Si llegara a producirse, esa sería la verdadera regresión constitucional y cívica de una España que, con sus energías absorbidas en deshacer un sistema de convivencia de un éxito sin precedentes, quedaría incapacitada para afrontar los grandes desafíos colectivos que van a condicionar decisivamente nuestro futuro. La desagregación constitucional se ha convertido en la clave del proyecto de poder de la izquierda para asociar a los secesionistas en una alianza orgánica. Tal vez los costes de este proceso destituyente –que ya estamos viviendo- no resulten inmediatamente visibles a sectores de la sociedad española que parecen más sensibles a otras apelaciones. Y así, mientras para unos estos costes no son perceptibles y por tanto los desechan, para los secesionistas sí son claros los beneficios de esa alianza con Sánchez, tan beneficiosa que sus electorados no dudan en salir al rescate del socialismo cuando ve que está en peligro la continuidad de su candidato real, Pedro Sánchez.
Ni el futuro institucional, ni el futuro económico y social pueden encontrar en esta nueva y vieja concertación Frankenstein la respuesta que requiere la efectiva gobernabilidad de nuestro país y la estabilización y el crecimiento de su economía, tras un periodo excepcional caracterizado por la intervención pública masiva y la barra libre de gasto público, deuda y déficit.

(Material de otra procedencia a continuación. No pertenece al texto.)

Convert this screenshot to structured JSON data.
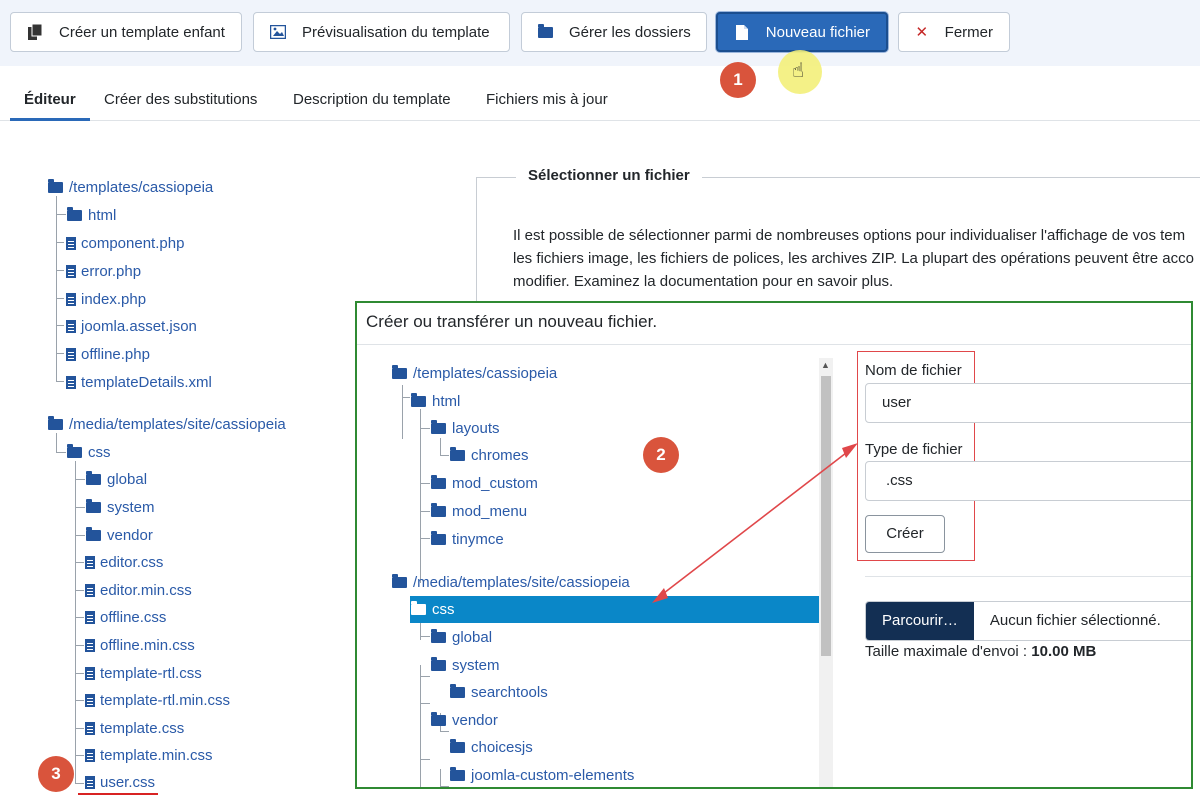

El Partido Popular tiene motivos para la decepción, pero no para el desánimo. Ha ganado, ha alcanzo 8 millones de votos, acumula poder territorial como nunca antes, domina el Senado con mayoría absoluta y cuenta con un líder, Alberto Núñez Feijóo, que está en condiciones de seguir sumando y que será la voz razonable en medio de la cacofonía de un bloque de izquierda que asume con naturalidad encomendarse a la decisión de un prófugo, responsable del mayor atentado contra la Constitución. El Partido Popular no está llamado al mero resistencialismo. Es la primera fuerza política, con diferencia respecto al PSOE, y puede ofrecer a los españoles una propuesta que Núñez Feijóo tendrá la oportunidad de detallar, con ambición, en el proceso de investidura. Y si los españoles son llamados de nuevo a las urnas en los próximos meses, el Partido Popular estará preparado. Es tiempo de serenidad, coherencia y patriotismo.